Background. There are currently no effective treatments for amyotrophic lateral sclerosis (ALS), highlighting the importance of unraveling the mechanisms leading to motor neuron loss. One candidate is the WW domain-containing oxidoreductase (WWOX), which is widely involved in neurodegeneration.
Objectives. To determine whether and how alterations in WWOX levels and mutations in the WWOX gene may contribute to ALS pathogenesis.
Results. WWOX levels were decreased in ALS mCTX based on western blots. We also identified several rare and ALS-specific variants in WWOX using genomic data from Project MinE. Among these variants, the stop codon mutation at amino acid 261 decreased cell viability, reduced ATP levels, and increased ROS in SH-SY5Y cells treated with mutant recombinant WWOX protein compared to wild-type recombinant protein.

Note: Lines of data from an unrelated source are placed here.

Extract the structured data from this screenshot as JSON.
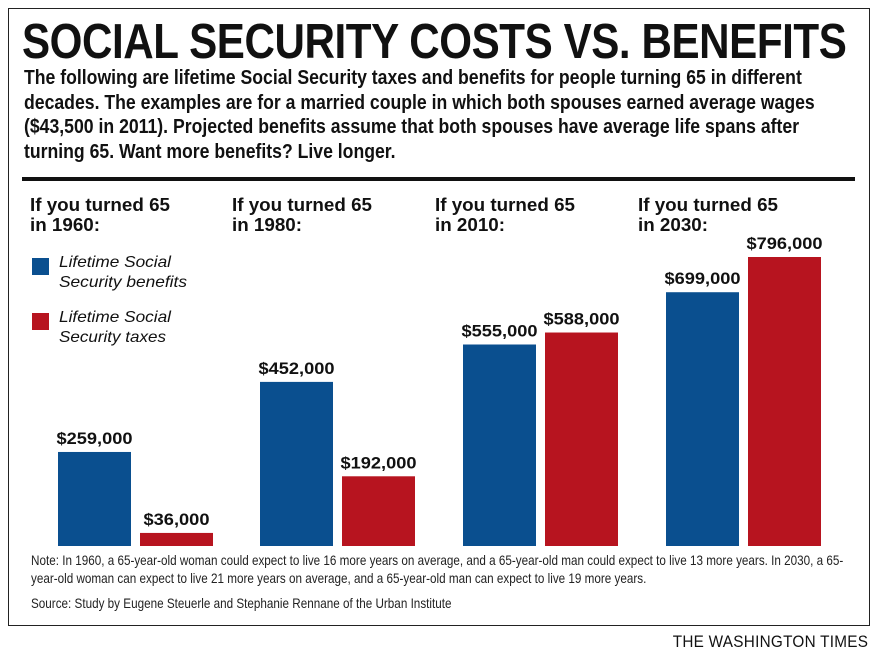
{
  "header": {
    "title": "SOCIAL SECURITY COSTS VS. BENEFITS",
    "subtitle": "The following are lifetime Social Security taxes and benefits for people turning 65 in different decades. The examples are for a married couple in which both spouses earned average wages ($43,500 in 2011). Projected benefits assume that both spouses have average life spans after turning 65. Want more benefits? Live longer."
  },
  "footer": {
    "note": "Note: In 1960, a 65-year-old woman could expect to live 16 more years on average, and a 65-year-old man could expect to live 13 more years. In 2030, a 65-year-old woman can expect to live 21 more years on average, and a 65-year-old man can expect to live 19 more years.",
    "source": "Source: Study by Eugene Steuerle and Stephanie Rennane of the Urban Institute",
    "credit": "THE WASHINGTON TIMES"
  },
  "chart_data": {
    "type": "bar",
    "categories": [
      "1960",
      "1980",
      "2010",
      "2030"
    ],
    "group_labels": [
      [
        "If you turned 65",
        "in 1960:"
      ],
      [
        "If you turned 65",
        "in 1980:"
      ],
      [
        "If you turned 65",
        "in 2010:"
      ],
      [
        "If you turned 65",
        "in 2030:"
      ]
    ],
    "series": [
      {
        "name": "Lifetime Social Security benefits",
        "legend_lines": [
          "Lifetime Social",
          "Security benefits"
        ],
        "color": "#0a4f8f",
        "values": [
          259000,
          452000,
          555000,
          699000
        ],
        "labels": [
          "$259,000",
          "$452,000",
          "$555,000",
          "$699,000"
        ]
      },
      {
        "name": "Lifetime Social Security taxes",
        "legend_lines": [
          "Lifetime Social",
          "Security taxes"
        ],
        "color": "#b7141f",
        "values": [
          36000,
          192000,
          588000,
          796000
        ],
        "labels": [
          "$36,000",
          "$192,000",
          "$588,000",
          "$796,000"
        ]
      }
    ],
    "legend_placement": "top-left",
    "grid": false,
    "ylim": [
      0,
      796000
    ]
  }
}
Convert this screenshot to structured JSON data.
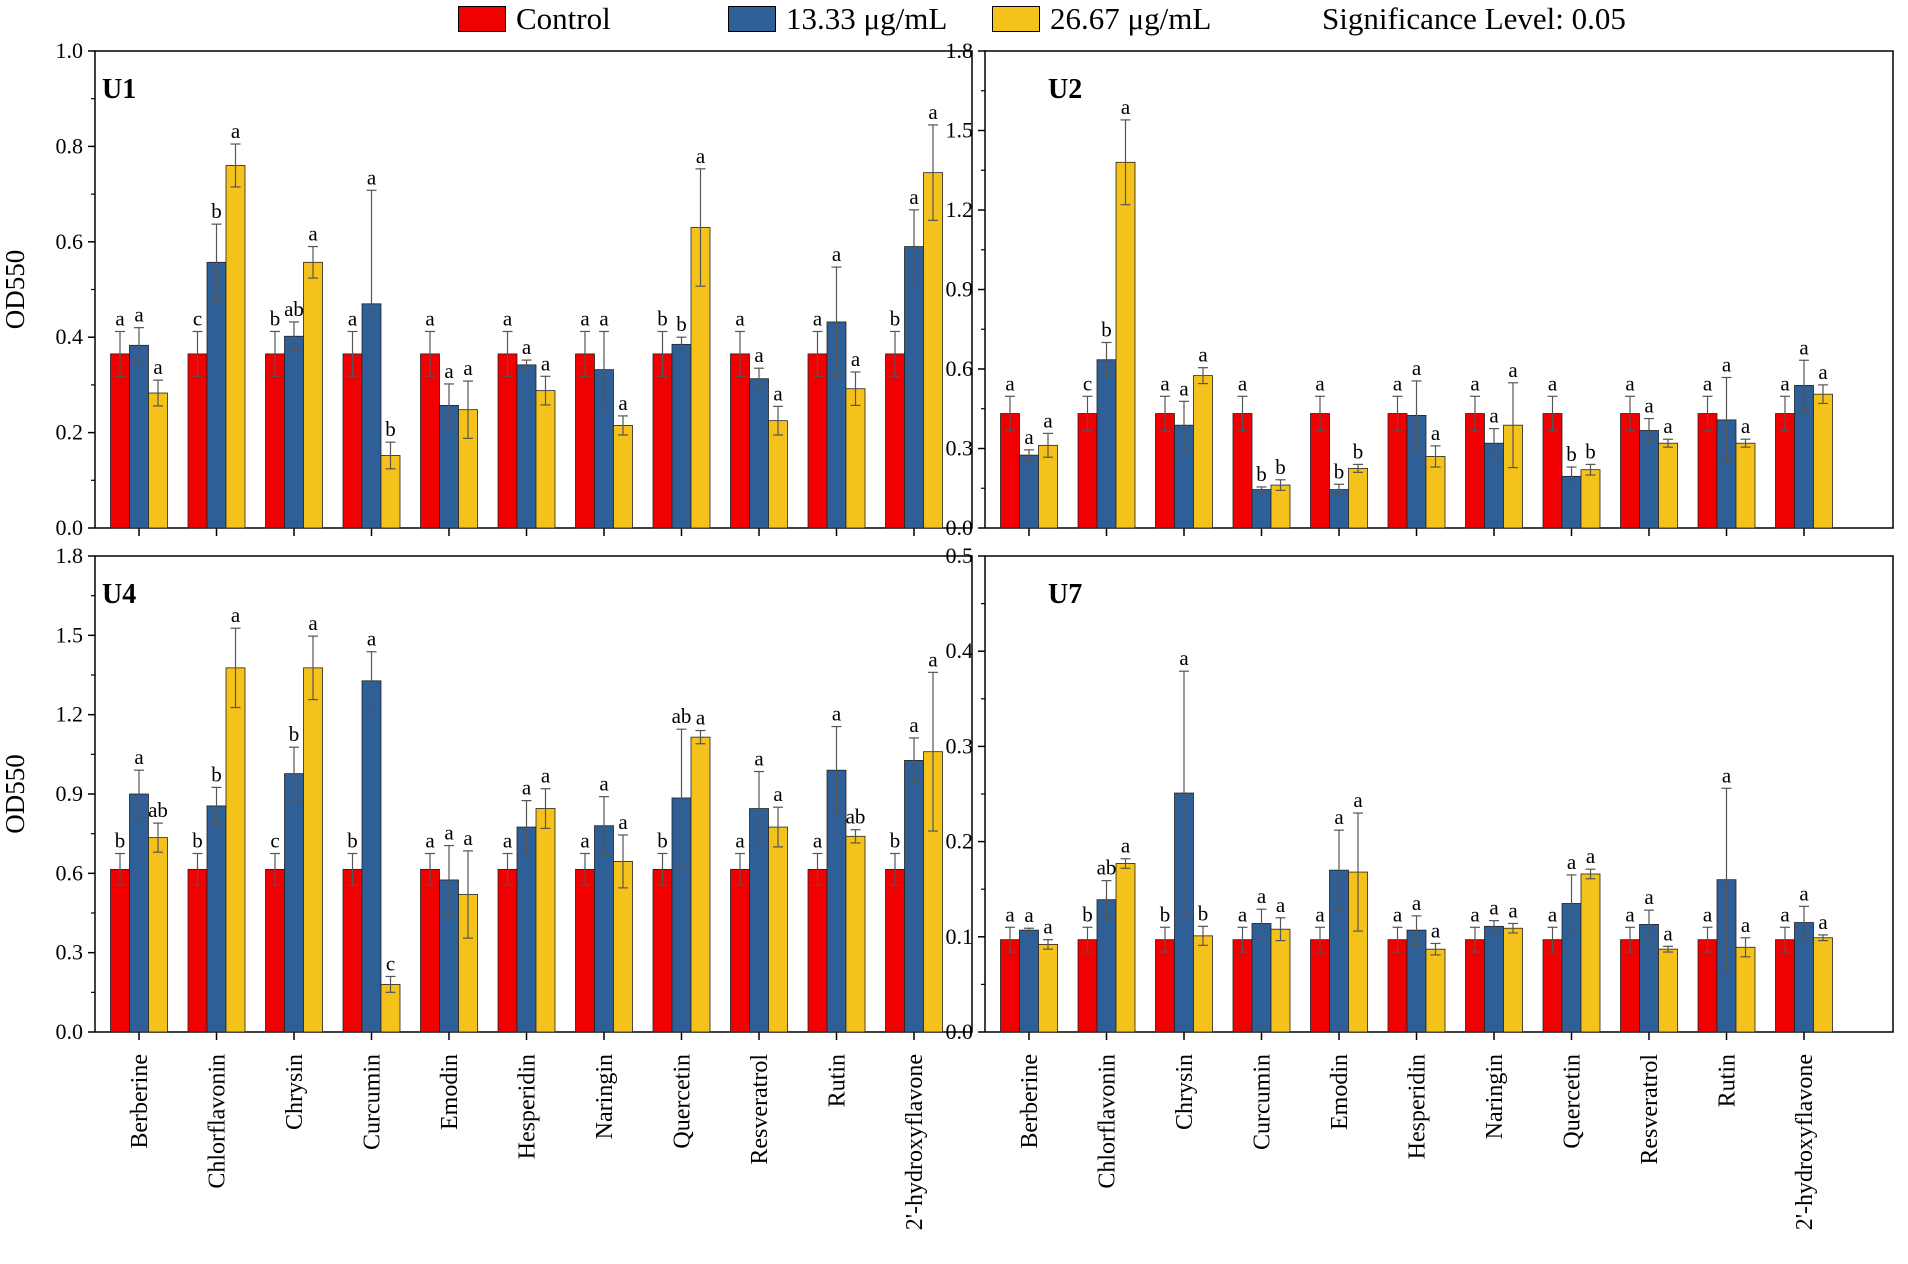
{
  "legend": {
    "control_label": "Control",
    "low_label": "13.33 μg/mL",
    "high_label": "26.67 μg/mL",
    "significance_text": "Significance Level: 0.05"
  },
  "colors": {
    "control": "#f00000",
    "low": "#2f5f97",
    "high": "#f5c21b"
  },
  "chart_data": [
    {
      "type": "bar",
      "panel": "U1",
      "ylabel": "OD550",
      "ylim": [
        0,
        1.0
      ],
      "yticks": [
        "0.0",
        "0.2",
        "0.4",
        "0.6",
        "0.8",
        "1.0"
      ],
      "categories": [
        "Berberine",
        "Chlorflavonin",
        "Chrysin",
        "Curcumin",
        "Emodin",
        "Hesperidin",
        "Naringin",
        "Quercetin",
        "Resveratrol",
        "Rutin",
        "2'-hydroxyflavone"
      ],
      "series": [
        {
          "name": "Control",
          "values": [
            0.365,
            0.365,
            0.365,
            0.365,
            0.365,
            0.365,
            0.365,
            0.365,
            0.365,
            0.365,
            0.365
          ],
          "errors": [
            0.047,
            0.047,
            0.047,
            0.047,
            0.047,
            0.047,
            0.047,
            0.047,
            0.047,
            0.047,
            0.047
          ],
          "letters": [
            "a",
            "c",
            "b",
            "a",
            "a",
            "a",
            "a",
            "b",
            "a",
            "a",
            "b"
          ]
        },
        {
          "name": "13.33 μg/mL",
          "values": [
            0.383,
            0.557,
            0.402,
            0.47,
            0.257,
            0.342,
            0.332,
            0.385,
            0.313,
            0.432,
            0.59
          ],
          "errors": [
            0.037,
            0.08,
            0.03,
            0.238,
            0.045,
            0.01,
            0.08,
            0.015,
            0.022,
            0.115,
            0.077
          ],
          "letters": [
            "a",
            "b",
            "ab",
            "a",
            "a",
            "a",
            "a",
            "b",
            "a",
            "a",
            "a"
          ]
        },
        {
          "name": "26.67 μg/mL",
          "values": [
            0.283,
            0.76,
            0.557,
            0.152,
            0.248,
            0.288,
            0.215,
            0.63,
            0.225,
            0.292,
            0.745
          ],
          "errors": [
            0.027,
            0.045,
            0.033,
            0.028,
            0.06,
            0.03,
            0.02,
            0.123,
            0.03,
            0.035,
            0.1
          ],
          "letters": [
            "a",
            "a",
            "a",
            "b",
            "a",
            "a",
            "a",
            "a",
            "a",
            "a",
            "a"
          ]
        }
      ]
    },
    {
      "type": "bar",
      "panel": "U2",
      "ylabel": "",
      "ylim": [
        0,
        1.8
      ],
      "yticks": [
        "0.0",
        "0.3",
        "0.6",
        "0.9",
        "1.2",
        "1.5",
        "1.8"
      ],
      "categories": [
        "Berberine",
        "Chlorflavonin",
        "Chrysin",
        "Curcumin",
        "Emodin",
        "Hesperidin",
        "Naringin",
        "Quercetin",
        "Resveratrol",
        "Rutin",
        "2'-hydroxyflavone"
      ],
      "series": [
        {
          "name": "Control",
          "values": [
            0.432,
            0.432,
            0.432,
            0.432,
            0.432,
            0.432,
            0.432,
            0.432,
            0.432,
            0.432,
            0.432
          ],
          "errors": [
            0.065,
            0.065,
            0.065,
            0.065,
            0.065,
            0.065,
            0.065,
            0.065,
            0.065,
            0.065,
            0.065
          ],
          "letters": [
            "a",
            "c",
            "a",
            "a",
            "a",
            "a",
            "a",
            "a",
            "a",
            "a",
            "a"
          ]
        },
        {
          "name": "13.33 μg/mL",
          "values": [
            0.275,
            0.635,
            0.388,
            0.145,
            0.145,
            0.425,
            0.32,
            0.195,
            0.368,
            0.408,
            0.538
          ],
          "errors": [
            0.02,
            0.065,
            0.09,
            0.01,
            0.02,
            0.13,
            0.055,
            0.035,
            0.045,
            0.16,
            0.095
          ],
          "letters": [
            "a",
            "b",
            "a",
            "b",
            "b",
            "a",
            "a",
            "b",
            "a",
            "a",
            "a"
          ]
        },
        {
          "name": "26.67 μg/mL",
          "values": [
            0.312,
            1.38,
            0.575,
            0.162,
            0.225,
            0.27,
            0.388,
            0.22,
            0.32,
            0.32,
            0.505
          ],
          "errors": [
            0.045,
            0.16,
            0.03,
            0.02,
            0.015,
            0.04,
            0.16,
            0.02,
            0.015,
            0.015,
            0.035
          ],
          "letters": [
            "a",
            "a",
            "a",
            "b",
            "b",
            "a",
            "a",
            "b",
            "a",
            "a",
            "a"
          ]
        }
      ]
    },
    {
      "type": "bar",
      "panel": "U4",
      "ylabel": "OD550",
      "ylim": [
        0,
        1.8
      ],
      "yticks": [
        "0.0",
        "0.3",
        "0.6",
        "0.9",
        "1.2",
        "1.5",
        "1.8"
      ],
      "categories": [
        "Berberine",
        "Chlorflavonin",
        "Chrysin",
        "Curcumin",
        "Emodin",
        "Hesperidin",
        "Naringin",
        "Quercetin",
        "Resveratrol",
        "Rutin",
        "2'-hydroxyflavone"
      ],
      "series": [
        {
          "name": "Control",
          "values": [
            0.615,
            0.615,
            0.615,
            0.615,
            0.615,
            0.615,
            0.615,
            0.615,
            0.615,
            0.615,
            0.615
          ],
          "errors": [
            0.06,
            0.06,
            0.06,
            0.06,
            0.06,
            0.06,
            0.06,
            0.06,
            0.06,
            0.06,
            0.06
          ],
          "letters": [
            "b",
            "b",
            "c",
            "b",
            "a",
            "a",
            "a",
            "b",
            "a",
            "a",
            "b"
          ]
        },
        {
          "name": "13.33 μg/mL",
          "values": [
            0.9,
            0.855,
            0.977,
            1.328,
            0.575,
            0.775,
            0.78,
            0.885,
            0.845,
            0.99,
            1.027
          ],
          "errors": [
            0.09,
            0.07,
            0.1,
            0.11,
            0.13,
            0.1,
            0.11,
            0.26,
            0.14,
            0.165,
            0.085
          ],
          "letters": [
            "a",
            "b",
            "b",
            "a",
            "a",
            "a",
            "a",
            "ab",
            "a",
            "a",
            "a"
          ]
        },
        {
          "name": "26.67 μg/mL",
          "values": [
            0.735,
            1.377,
            1.377,
            0.18,
            0.52,
            0.845,
            0.645,
            1.115,
            0.775,
            0.74,
            1.06
          ],
          "errors": [
            0.055,
            0.15,
            0.12,
            0.03,
            0.165,
            0.075,
            0.1,
            0.025,
            0.075,
            0.025,
            0.3
          ],
          "letters": [
            "ab",
            "a",
            "a",
            "c",
            "a",
            "a",
            "a",
            "a",
            "a",
            "ab",
            "a"
          ]
        }
      ]
    },
    {
      "type": "bar",
      "panel": "U7",
      "ylabel": "",
      "ylim": [
        0,
        0.5
      ],
      "yticks": [
        "0.0",
        "0.1",
        "0.2",
        "0.3",
        "0.4",
        "0.5"
      ],
      "categories": [
        "Berberine",
        "Chlorflavonin",
        "Chrysin",
        "Curcumin",
        "Emodin",
        "Hesperidin",
        "Naringin",
        "Quercetin",
        "Resveratrol",
        "Rutin",
        "2'-hydroxyflavone"
      ],
      "series": [
        {
          "name": "Control",
          "values": [
            0.097,
            0.097,
            0.097,
            0.097,
            0.097,
            0.097,
            0.097,
            0.097,
            0.097,
            0.097,
            0.097
          ],
          "errors": [
            0.013,
            0.013,
            0.013,
            0.013,
            0.013,
            0.013,
            0.013,
            0.013,
            0.013,
            0.013,
            0.013
          ],
          "letters": [
            "a",
            "b",
            "b",
            "a",
            "a",
            "a",
            "a",
            "a",
            "a",
            "a",
            "a"
          ]
        },
        {
          "name": "13.33 μg/mL",
          "values": [
            0.107,
            0.139,
            0.251,
            0.114,
            0.17,
            0.107,
            0.111,
            0.135,
            0.113,
            0.16,
            0.115
          ],
          "errors": [
            0.002,
            0.02,
            0.128,
            0.015,
            0.042,
            0.015,
            0.006,
            0.03,
            0.015,
            0.096,
            0.017
          ],
          "letters": [
            "a",
            "ab",
            "a",
            "a",
            "a",
            "a",
            "a",
            "a",
            "a",
            "a",
            "a"
          ]
        },
        {
          "name": "26.67 μg/mL",
          "values": [
            0.092,
            0.177,
            0.101,
            0.108,
            0.168,
            0.087,
            0.109,
            0.166,
            0.087,
            0.089,
            0.099
          ],
          "errors": [
            0.005,
            0.005,
            0.01,
            0.012,
            0.062,
            0.006,
            0.005,
            0.005,
            0.003,
            0.01,
            0.003
          ],
          "letters": [
            "a",
            "a",
            "b",
            "a",
            "a",
            "a",
            "a",
            "a",
            "a",
            "a",
            "a"
          ]
        }
      ]
    }
  ]
}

These in vitro findings were consistent with decreases in the mitochondrial membrane ATP synthase of complex V and the cytochrome c oxidase of complex IV in ALS mCTX. Furthermore, knocking down WWOX using small interfering RNA (siWWOX) decreased ROS levels in SH-SY5Y cells, suggesting a link between loss of WWOX and increases in oxidative stress in ALS. Similarly, siWWOX reduced sleep in a fly model, supporting a pathogenic role for loss of WWOX.
Conclusions. Collectively, our findings suggest that loss of WWOX or mutations in the gene that lead to a truncated protein exacerbate mitochondrial dysfunction in ALS.